On May 16, 2016, the U.S. Equal Employment Opportunity Commission (EEOC) issued final rules on employer-sponsored wellness programs. The final rules clarify the EEOC’s position on wellness plan compliance with the Americans with Disabilities Act (ADA) and Title II of the Genetic Information Nondiscrimination Act of 2008 (GINA). The final rules also attempt to reconcile differences between the Health Insurance Portability and Accountability Act of 1996 (HIPAA), as amended by the Affordable Care Act, and the EEOC’s proposed rules relating to wellness programs, which were released last year. Employers now have a clearer roadmap to follow when designing voluntary workplace wellness programs.

Here are several points about the new rules that are worth noting.

Applicability

In a departure from the proposed rules the EEOC released last year, the final rules relating to the ADA apply to all employer-sponsored wellness programs that include disability-related inquiries or medical examinations—whether those programs are part of, or outside of, a group health plan.

Incentives

The final rules confirm the EEOC’s position that wellness programs cannot offer financial incentives in excess of 30 percent of the total cost of self-only coverage (including both the employee and employer contributions).

However, if the employee and the spouse both are offered the opportunity to participate in the wellness program, the 30 percent threshold applies to the employee and the spouse individually. To illustrate how this works, the final GINA rule provides the following example:

[I]f an employee is enrolled in health insurance through the employer at a total cost (taking into account both employer and employee contributions toward the cost of coverage) of $14,000 for family coverage, that plan has a self-only option for $6,000, and the employer provides the option of participating in a wellness program to the employee and spouse because they are enrolled in the plan, the employer may not offer more than $1,800 to the employee and $1,800 to the spouse.

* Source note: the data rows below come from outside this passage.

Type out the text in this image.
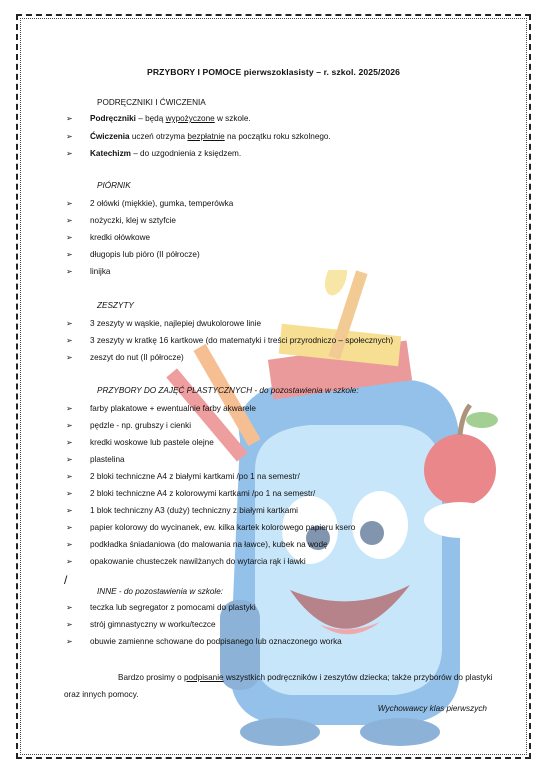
PRZYBORY I POMOCE pierwszoklasisty – r. szkol. 2025/2026
PODRĘCZNIKI I ĆWICZENIA
➢ Podręczniki – będą wypożyczone w szkole.
➢ Ćwiczenia uczeń otrzyma bezpłatnie na początku roku szkolnego.
➢ Katechizm – do uzgodnienia z księdzem.
PIÓRNIK
➢ 2 ołówki (miękkie), gumka, temperówka
➢ nożyczki, klej w sztyfcie
➢ kredki ołówkowe
➢ długopis lub pióro (II półrocze)
➢ linijka
ZESZYTY
➢ 3 zeszyty w wąskie, najlepiej dwukolorowe linie
➢ 3 zeszyty w kratkę 16 kartkowe (do matematyki i treści przyrodniczo – społecznych)
➢ zeszyt do nut (II półrocze)
PRZYBORY DO ZAJĘĆ PLASTYCZNYCH - do pozostawienia w szkole:
➢ farby plakatowe + ewentualnie farby akwarele
➢ pędzle - np. grubszy i cienki
➢ kredki woskowe lub pastele olejne
➢ plastelina
➢ 2 bloki techniczne A4 z białymi kartkami /po 1 na semestr/
➢ 2 bloki techniczne A4 z kolorowymi kartkami /po 1 na semestr/
➢ 1 blok techniczny A3 (duży) techniczny z białymi kartkami
➢ papier kolorowy do wycinanek, ew. kilka kartek kolorowego papieru ksero
➢ podkładka śniadaniowa (do malowania na ławce), kubek na wodę
➢ opakowanie chusteczek nawilżanych do wytarcia rąk i ławki
/
INNE - do pozostawienia w szkole:
➢ teczka lub segregator z pomocami do plastyki
➢ strój gimnastyczny w worku/teczce
➢ obuwie zamienne schowane do podpisanego lub oznaczonego worka
Bardzo prosimy o podpisanie wszystkich podręczników i zeszytów dziecka; także przyborów do plastyki
oraz innych pomocy.
Wychowawcy klas pierwszych
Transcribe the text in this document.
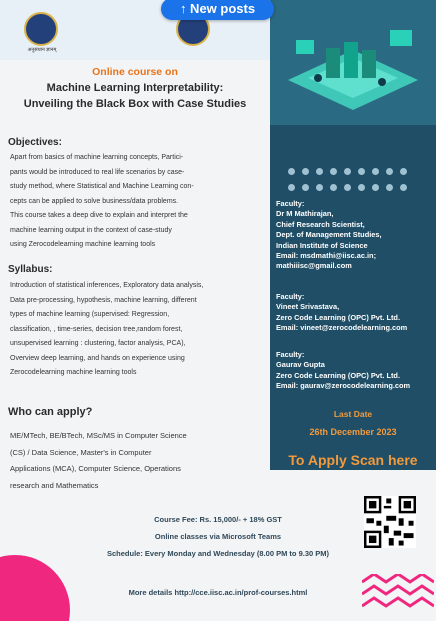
अनुसंधान ज्ञानम्
↑ New posts
Online course on
Machine Learning Interpretability:
Unveiling the Black Box with Case Studies
Objectives:
Apart from basics of machine learning concepts, Partici-
pants would be introduced to real life scenarios by case-
study method, where Statistical and Machine Learning con-
cepts can be applied to solve business/data problems.
This course takes a deep dive to explain and interpret the
machine learning output in the context of case-study
using Zerocodelearning machine learning tools
Syllabus:
Introduction of statistical inferences, Exploratory data analysis,
Data pre-processing, hypothesis, machine learning, different
types of machine learning (supervised: Regression,
classification, , time-series, decision tree,random forest,
unsupervised learning : clustering, factor analysis, PCA),
Overview deep learning, and hands on experience using
Zerocodelearning machine learning tools
Who can apply?
ME/MTech, BE/BTech, MSc/MS in Computer Science
(CS) / Data Science, Master's in Computer
Applications (MCA), Computer Science, Operations
research and Mathematics
Faculty:
Dr M Mathirajan,
Chief Research Scientist,
Dept. of Management Studies,
Indian Institute of Science
Email: msdmathi@iisc.ac.in;
mathiiisc@gmail.com
Faculty:
Vineet Srivastava,
Zero Code Learning (OPC) Pvt. Ltd.
Email: vineet@zerocodelearning.com
Faculty:
Gaurav Gupta
Zero Code Learning (OPC) Pvt. Ltd.
Email: gaurav@zerocodelearning.com
Last Date
26th December 2023
To Apply Scan here
Course Fee: Rs. 15,000/- + 18% GST
Online classes via Microsoft Teams
Schedule: Every Monday and Wednesday (8.00 PM to 9.30 PM)
More details http://cce.iisc.ac.in/prof-courses.html
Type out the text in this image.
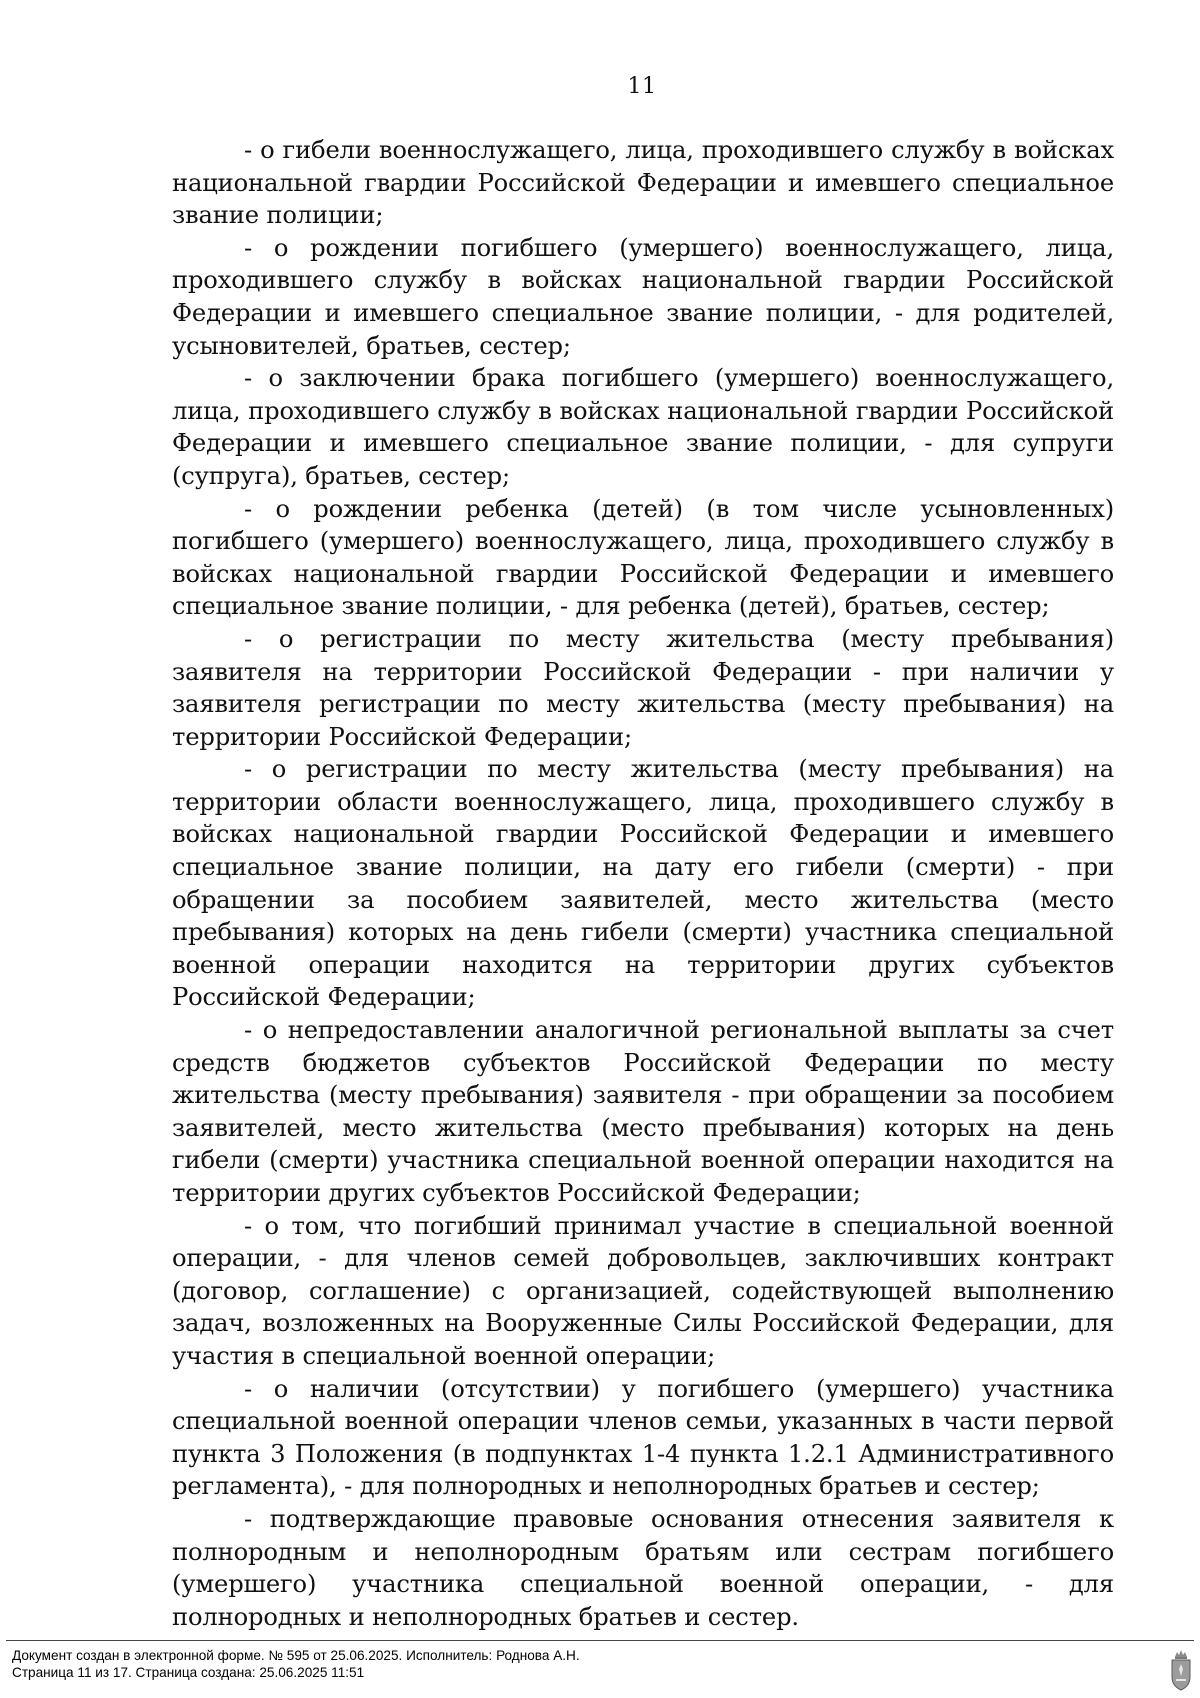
11

- о гибели военнослужащего, лица, проходившего службу в войсках национальной гвардии Российской Федерации и имевшего специальное звание полиции;

- о рождении погибшего (умершего) военнослужащего, лица, проходившего службу в войсках национальной гвардии Российской Федерации и имевшего специальное звание полиции, - для родителей, усыновителей, братьев, сестер;

- о заключении брака погибшего (умершего) военнослужащего, лица, проходившего службу в войсках национальной гвардии Российской Федерации и имевшего специальное звание полиции, - для супруги (супруга), братьев, сестер;

- о рождении ребенка (детей) (в том числе усыновленных) погибшего (умершего) военнослужащего, лица, проходившего службу в войсках национальной гвардии Российской Федерации и имевшего специальное звание полиции, - для ребенка (детей), братьев, сестер;

- о регистрации по месту жительства (месту пребывания) заявителя на территории Российской Федерации - при наличии у заявителя регистрации по месту жительства (месту пребывания) на территории Российской Федерации;

- о регистрации по месту жительства (месту пребывания) на территории области военнослужащего, лица, проходившего службу в войсках национальной гвардии Российской Федерации и имевшего специальное звание полиции, на дату его гибели (смерти) - при обращении за пособием заявителей, место жительства (место пребывания) которых на день гибели (смерти) участника специальной военной операции находится на территории других субъектов Российской Федерации;

- о непредоставлении аналогичной региональной выплаты за счет средств бюджетов субъектов Российской Федерации по месту жительства (месту пребывания) заявителя - при обращении за пособием заявителей, место жительства (место пребывания) которых на день гибели (смерти) участника специальной военной операции находится на территории других субъектов Российской Федерации;

- о том, что погибший принимал участие в специальной военной операции, - для членов семей добровольцев, заключивших контракт (договор, соглашение) с организацией, содействующей выполнению задач, возложенных на Вооруженные Силы Российской Федерации, для участия в специальной военной операции;

- о наличии (отсутствии) у погибшего (умершего) участника специальной военной операции членов семьи, указанных в части первой пункта 3 Положения (в подпунктах 1-4 пункта 1.2.1 Административного регламента), - для полнородных и неполнородных братьев и сестер;

- подтверждающие правовые основания отнесения заявителя к полнородным и неполнородным братьям или сестрам погибшего (умершего) участника специальной военной операции, - для полнородных и неполнородных братьев и сестер.

Документ создан в электронной форме. № 595 от 25.06.2025. Исполнитель: Роднова А.Н.
Страница 11 из 17. Страница создана: 25.06.2025 11:51
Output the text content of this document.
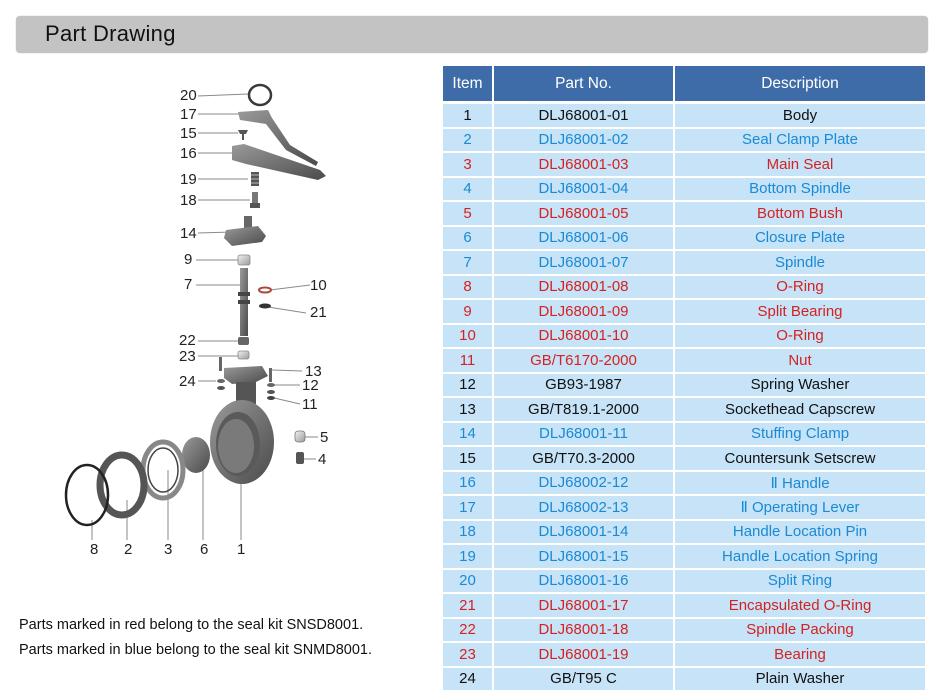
Part Drawing
20
17
15
16
19
18
14
9
7	10
21
22
23
24
13
12
11
5
4
8 2 3 6 1
Parts marked in red belong to the seal kit SNSD8001.
Parts marked in blue belong to the seal kit SNMD8001.
Item	Part No.	Description
1	DLJ68001-01	Body
2	DLJ68001-02	Seal Clamp Plate
3	DLJ68001-03	Main Seal
4	DLJ68001-04	Bottom Spindle
5	DLJ68001-05	Bottom Bush
6	DLJ68001-06	Closure Plate
7	DLJ68001-07	Spindle
8	DLJ68001-08	O-Ring
9	DLJ68001-09	Split Bearing
10	DLJ68001-10	O-Ring
11	GB/T6170-2000	Nut
12	GB93-1987	Spring Washer
13	GB/T819.1-2000	Sockethead Capscrew
14	DLJ68001-11	Stuffing Clamp
15	GB/T70.3-2000	Countersunk Setscrew
16	DLJ68002-12	Ⅱ Handle
17	DLJ68002-13	Ⅱ Operating Lever
18	DLJ68001-14	Handle Location Pin
19	DLJ68001-15	Handle Location Spring
20	DLJ68001-16	Split Ring
21	DLJ68001-17	Encapsulated O-Ring
22	DLJ68001-18	Spindle Packing
23	DLJ68001-19	Bearing
24	GB/T95 C	Plain Washer
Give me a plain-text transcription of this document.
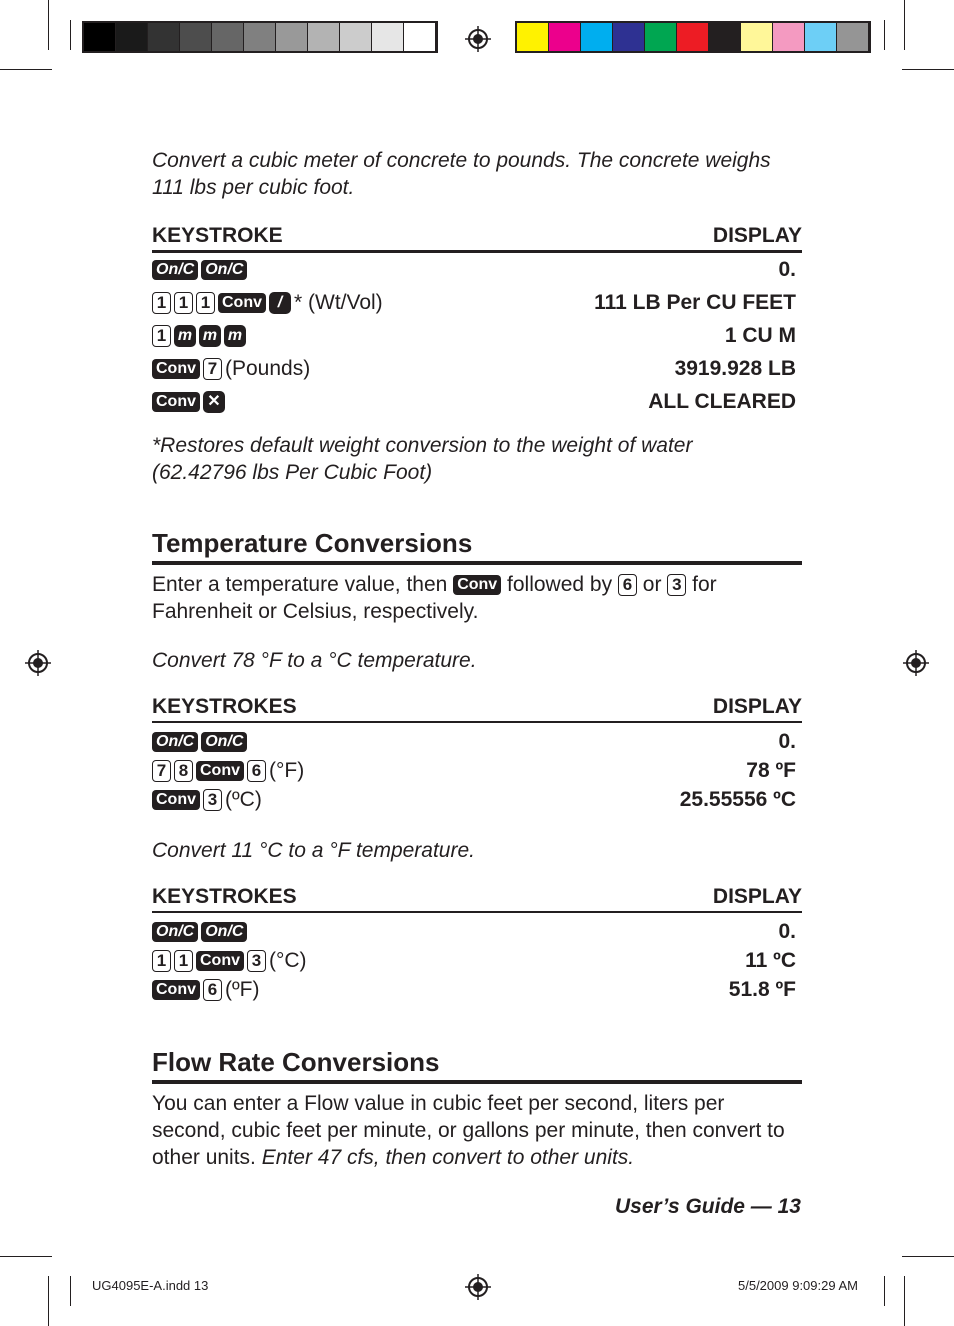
Convert a cubic meter of concrete to pounds. The concrete weighs 111 lbs per cubic foot.
KEYSTROKE	DISPLAY
On/C On/C	0.
1 1 1 Conv / * (Wt/Vol)	111 LB Per CU FEET
1 m m m	1 CU M
Conv 7 (Pounds)	3919.928 LB
Conv ✕	ALL CLEARED
*Restores default weight conversion to the weight of water (62.42796 lbs Per Cubic Foot)
Temperature Conversions
Enter a temperature value, then Conv followed by 6 or 3 for Fahrenheit or Celsius, respectively.
Convert 78 °F to a °C temperature.
KEYSTROKES	DISPLAY
On/C On/C	0.
7 8 Conv 6 (°F)	78 ºF
Conv 3 (ºC)	25.55556 ºC
Convert 11 °C to a °F temperature.
KEYSTROKES	DISPLAY
On/C On/C	0.
1 1 Conv 3 (°C)	11 ºC
Conv 6 (ºF)	51.8 ºF
Flow Rate Conversions
You can enter a Flow value in cubic feet per second, liters per second, cubic feet per minute, or gallons per minute, then convert to other units. Enter 47 cfs, then convert to other units.
User’s Guide — 13
UG4095E-A.indd 13	5/5/2009 9:09:29 AM
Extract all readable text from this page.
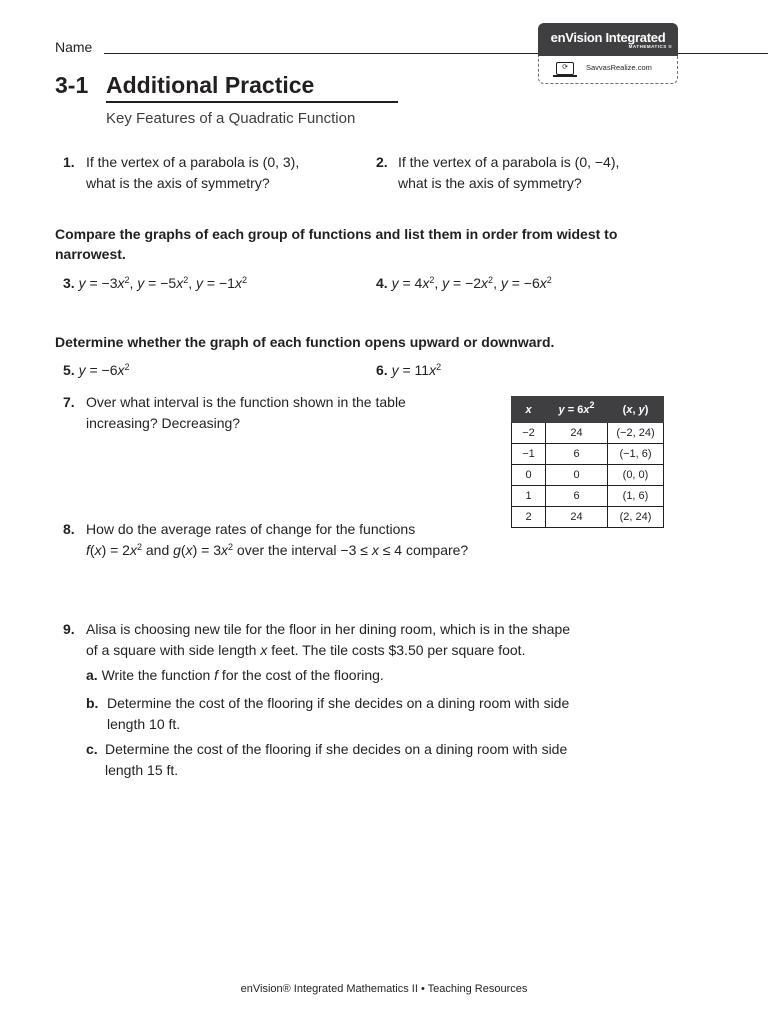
Name
enVision Integrated
MATHEMATICS II
⟳	SavvasRealize.com
3-1 Additional Practice
Key Features of a Quadratic Function
1. If the vertex of a parabola is (0, 3),
what is the axis of symmetry?
2. If the vertex of a parabola is (0, −4),
what is the axis of symmetry?
Compare the graphs of each group of functions and list them in order from widest to narrowest.
3. $y = -3x^2$, $y = -5x^2$, $y = -1x^2$	4. $y = 4x^2$, $y = -2x^2$, $y = -6x^2$
Determine whether the graph of each function opens upward or downward.
5. $y = -6x^2$	6. $y = 11x^2$
7. Over what interval is the function shown in the table
increasing? Decreasing?
x	$y = 6x^2$	(x, y)
−2	24	(−2, 24)
−1	6	(−1, 6)
0	0	(0, 0)
1	6	(1, 6)
2	24	(2, 24)
8. How do the average rates of change for the functions
$f(x) = 2x^2$ and $g(x) = 3x^2$ over the interval −3 ≤ x ≤ 4 compare?
9. Alisa is choosing new tile for the floor in her dining room, which is in the shape
of a square with side length x feet. The tile costs $3.50 per square foot.
a. Write the function f for the cost of the flooring.
b. Determine the cost of the flooring if she decides on a dining room with side
length 10 ft.
c. Determine the cost of the flooring if she decides on a dining room with side
length 15 ft.
enVision® Integrated Mathematics II • Teaching Resources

If the employer does not offer group health plan coverage, the reward cannot exceed 30 percent of the cost of self-only coverage under the second lowest cost Silver Plan for a 40-year-old non-smoker on the state or federal health care Exchange in the location that the covered entity identifies as its principal place of business.

Smoking Cessation Reward Discrepancy

The final rules acknowledge the discrepancy between the EEOC’s 30 percent reward limit and HIPAA’s 50 percent reward limit for smoking cessation programs but state that the EEOC and  HIPAA limits are not at odds because the EEOC’s lower limit does not apply to smoking cessation programs that merely ask employees or spouses whether they use tobacco (or whether or not they ceased using tobacco upon completion of the program). The EEOC’s 30 percent reward limit does apply, however, to any smoking cessation program that includes a medical examination (for example, a wellness program that uses a blood test to measure nicotine levels). The EEOC states in a footnote it is issuing the final rules after review by and consultation with the U.S. Department of the Treasury, the U.S. Department of Labor, and the U.S. Department of Health and Human Services, which means that employers should consider which plan designs permit a 30 percent limit and which permit a 50 percent limit when designing their 2017 smoking cessation programs.

Notice Requirement

The final rules require employers to provide notices with specific content requirements in connection with wellness programs. The EEOC will publish a model notice on its website within 30 days. 

The final rules will apply as of the first day of the first plan year that begins on or after January 1, 2017.